Three ways to get on the road toward repeatable throws
June 13, 2017 by Alex Colucci in Instruction with 1 comments
A few weeks ago in this same Tuesday Tips space we explored the important relationship between disc stability and release angles, and how they work together to create certain flight paths. A simple equation was proposed: stability + angle of release = flight path. Then, a week after that, we learned all about how wind affects discs in flight and how the angle of a disc changes how it interacts with wind.
If it wasn’t clear already, the angle at which the disc leaves your hand is pretty significant. So, because disc golf is a game of repetition, the question becomes this: How can we make release angles something that are consistently repeatable?
Practice, of course. But it can take quite a while to unlearn poor form while trying to instill proper technique when practicing any sport — disc golf is no exception — so we also have to practice the right tricks so as not to build bad habits.
Below is a series of tips to help you release the disc at the angle you intend so your throws aren’t fading out too early or turning over right out of your hand.
1) Keep the disc and your forearm parallel.
Just like every throw in disc golf, the throw itself starts well before you’re actually even throwing it. You have to hold it in your hand first, and how you hold it will affect how it comes out of your hand later.
We’re borrowing this idea of disc orientation from Disc Golf Review, and the pictures there do an excellent job of showing how the disc should be in your hand so that it is parallel to your forearm. With the disc parallel to your forearm you can avoid issues specifically with nose-up releases, which often coincide with the dreaded “n00b hyzer,” or throws that “hyzer out” quickly upon release.
The idea of disc orientation is no different for backhand throws than it is for forehand throws. To preserve the release angle that you intend, the disc and forearm must be parallel. Let’s see how Paul Ulibarri keeps his forearm and disc parallel when throwing forehand:
Now that we can see how to hold the disc properly so that we can release it on the angle we want, let’s explore how to adjust that angle once it’s time to throw.
2) Waist, not wrist.
The angle of release is dictated by the bend at the waist, not by adjusting your wrist angle.
Attempting to adjust release angle by manipulating wrist angle doesn’t work because of what we learned in the first tip above: Moving your wrist disrupts the disc being parallel with your forearm.
Bending at the waist, either forward or backward, allows you to maintain the parallel disc/forearm relationship, and release the disc at various hyzer, flat, or anhyzer angles.
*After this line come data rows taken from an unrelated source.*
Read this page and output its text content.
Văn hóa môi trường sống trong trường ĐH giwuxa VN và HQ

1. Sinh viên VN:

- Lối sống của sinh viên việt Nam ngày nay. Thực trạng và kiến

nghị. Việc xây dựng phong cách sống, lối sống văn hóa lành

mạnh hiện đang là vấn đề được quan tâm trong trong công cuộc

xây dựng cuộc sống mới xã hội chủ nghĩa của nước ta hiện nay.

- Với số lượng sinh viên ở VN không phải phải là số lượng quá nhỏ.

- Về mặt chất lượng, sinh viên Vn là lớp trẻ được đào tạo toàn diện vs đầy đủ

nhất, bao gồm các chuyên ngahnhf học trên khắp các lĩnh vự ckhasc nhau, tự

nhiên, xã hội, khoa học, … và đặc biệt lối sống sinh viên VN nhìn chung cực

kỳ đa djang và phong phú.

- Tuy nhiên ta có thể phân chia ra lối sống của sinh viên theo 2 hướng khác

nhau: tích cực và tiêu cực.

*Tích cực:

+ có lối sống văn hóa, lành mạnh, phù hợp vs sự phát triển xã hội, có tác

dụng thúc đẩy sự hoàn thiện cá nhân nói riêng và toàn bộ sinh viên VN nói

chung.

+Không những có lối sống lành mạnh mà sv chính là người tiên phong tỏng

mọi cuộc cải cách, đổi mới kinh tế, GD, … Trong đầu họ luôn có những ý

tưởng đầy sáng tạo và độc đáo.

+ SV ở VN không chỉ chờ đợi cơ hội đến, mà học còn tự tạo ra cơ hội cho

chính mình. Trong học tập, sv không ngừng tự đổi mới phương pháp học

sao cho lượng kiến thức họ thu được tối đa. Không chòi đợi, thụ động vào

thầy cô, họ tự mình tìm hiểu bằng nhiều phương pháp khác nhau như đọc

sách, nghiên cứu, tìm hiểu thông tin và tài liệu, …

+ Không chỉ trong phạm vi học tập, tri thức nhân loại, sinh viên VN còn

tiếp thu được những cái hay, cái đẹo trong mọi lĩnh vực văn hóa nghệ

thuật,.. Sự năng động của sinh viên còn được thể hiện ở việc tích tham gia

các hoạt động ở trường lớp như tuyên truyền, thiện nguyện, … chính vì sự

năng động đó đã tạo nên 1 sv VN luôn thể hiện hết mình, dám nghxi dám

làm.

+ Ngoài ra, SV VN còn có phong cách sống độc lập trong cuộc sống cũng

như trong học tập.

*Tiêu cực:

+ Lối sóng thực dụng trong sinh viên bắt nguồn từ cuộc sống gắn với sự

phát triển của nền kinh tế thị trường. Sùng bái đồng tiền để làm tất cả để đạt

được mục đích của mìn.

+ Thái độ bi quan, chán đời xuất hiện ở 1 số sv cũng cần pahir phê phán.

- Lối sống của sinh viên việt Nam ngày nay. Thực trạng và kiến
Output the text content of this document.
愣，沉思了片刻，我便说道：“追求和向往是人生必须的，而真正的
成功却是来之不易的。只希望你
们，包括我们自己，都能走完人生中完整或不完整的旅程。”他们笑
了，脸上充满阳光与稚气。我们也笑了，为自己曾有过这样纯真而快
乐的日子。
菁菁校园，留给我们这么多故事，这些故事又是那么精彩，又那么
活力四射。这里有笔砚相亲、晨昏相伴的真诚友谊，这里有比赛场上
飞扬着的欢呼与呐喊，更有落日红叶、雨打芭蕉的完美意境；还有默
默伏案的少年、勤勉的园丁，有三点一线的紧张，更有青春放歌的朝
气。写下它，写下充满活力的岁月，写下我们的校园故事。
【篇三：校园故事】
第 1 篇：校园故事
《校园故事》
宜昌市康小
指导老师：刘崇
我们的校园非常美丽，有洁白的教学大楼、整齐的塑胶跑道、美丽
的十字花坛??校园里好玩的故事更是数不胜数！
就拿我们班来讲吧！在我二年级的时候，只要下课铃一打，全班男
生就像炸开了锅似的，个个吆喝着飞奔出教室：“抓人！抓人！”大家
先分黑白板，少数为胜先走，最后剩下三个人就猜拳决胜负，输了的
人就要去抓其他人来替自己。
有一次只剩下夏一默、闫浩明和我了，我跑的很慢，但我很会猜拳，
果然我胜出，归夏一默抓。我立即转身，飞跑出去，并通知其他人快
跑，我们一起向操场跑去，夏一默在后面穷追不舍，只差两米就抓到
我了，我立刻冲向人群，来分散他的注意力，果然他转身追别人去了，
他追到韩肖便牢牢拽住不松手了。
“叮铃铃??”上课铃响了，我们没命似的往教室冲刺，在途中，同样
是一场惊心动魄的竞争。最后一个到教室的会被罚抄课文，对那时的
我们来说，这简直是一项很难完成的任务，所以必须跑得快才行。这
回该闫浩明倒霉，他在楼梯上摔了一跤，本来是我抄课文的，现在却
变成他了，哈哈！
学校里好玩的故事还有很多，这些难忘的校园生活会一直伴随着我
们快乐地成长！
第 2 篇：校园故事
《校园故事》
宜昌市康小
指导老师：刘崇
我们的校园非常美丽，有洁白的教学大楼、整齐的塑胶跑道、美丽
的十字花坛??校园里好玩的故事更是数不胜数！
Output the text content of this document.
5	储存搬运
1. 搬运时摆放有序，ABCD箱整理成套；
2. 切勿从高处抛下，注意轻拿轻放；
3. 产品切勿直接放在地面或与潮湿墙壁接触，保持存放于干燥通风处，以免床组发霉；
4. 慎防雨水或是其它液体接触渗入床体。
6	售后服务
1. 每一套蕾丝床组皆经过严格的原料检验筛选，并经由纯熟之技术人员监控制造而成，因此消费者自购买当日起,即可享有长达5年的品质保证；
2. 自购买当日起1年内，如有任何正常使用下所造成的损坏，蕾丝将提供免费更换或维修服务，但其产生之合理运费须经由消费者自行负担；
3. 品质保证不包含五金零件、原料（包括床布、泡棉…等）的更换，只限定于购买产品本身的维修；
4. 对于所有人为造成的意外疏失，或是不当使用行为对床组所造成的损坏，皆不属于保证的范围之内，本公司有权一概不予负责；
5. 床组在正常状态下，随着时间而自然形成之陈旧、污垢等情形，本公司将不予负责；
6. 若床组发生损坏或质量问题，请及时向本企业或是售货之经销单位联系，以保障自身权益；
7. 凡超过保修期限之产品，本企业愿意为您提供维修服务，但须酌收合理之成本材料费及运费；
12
Bending over at an acute angle allows you to throw a hyzer; staying straight up-and-down at 90 degrees allows for a flat release; and bending backwards at an obtuse angle creates an anhyzer release.
Let’s take a look at what bending over at an acute angle for a hyzer release looks like. Because bending at the waist can be rather subtle, we’ve chosen to take a look at Matt Bell, who has one of the more exaggerated hyzer releases in the game:
Here’s another example of a hyzer release. Notice how Steve Brinster stays bent at the waist with an acute angle and his shoulders over his hips:
It’s not quite enough to just bend at the waist at your desired angle and let it rip. The throw continues even after you’ve let go of the disc, and staying on that angle is just as important then, which takes us to the final tip.
3) Maintain release angle through the throw.
It’s not just enough to release the disc on the correct angle while bent at the waist. You must also maintain that bent angle as you follow through, as well. In other words, you have to commit to the angle throughout the entire throw, and the follow through is where that happens.
To do this, you have to follow through on the same angle, and your front shoulder and release point must act as a kind of mirror. For example, if you bend over at an acute angle to throw a hyzer, and maintain that angle as you follow through, you will follow through low to high. If you are bent backwards at the waist to throw an anhyzer your follow through goes from high to low. Your arms stay on the same plane around your body.
Let’s see what this kind of follow through looks like in action. Here’s Nate Sexton throwing a backhand roller:
A backhand roller often requires an exaggerated, steep anhyzer angle with a noticeable obtuse bend backward at the waist. This provides a good example of how, after you pull through across your chest, your lead and trail arms follow through from high to low, while your waist maintains that same angle on which it began.
For another great example of maintaining the release angle all the way through the follow through, go back up and look at the Brinster clip again. Note how he maintains the same bent angle at the waist throughout, and — importantly for follow through — see how his right arm comes up, following the angle of the disc in flight, and how his left arm follows his right arm as it comes around to mimic the plane on which the right arm came through.
All too often one or more of these three axioms are not followed by players when attempting to throw with a certain angle on the disc. Next time you’re out in the field practicing, or on the course for a causal round, experiment with each of these tips. Try discs of different stabilities with different angles of release, too. With enough repetition and listening to the feedback your body and disc flight give you, you’ll be throwing consistent lines in no time.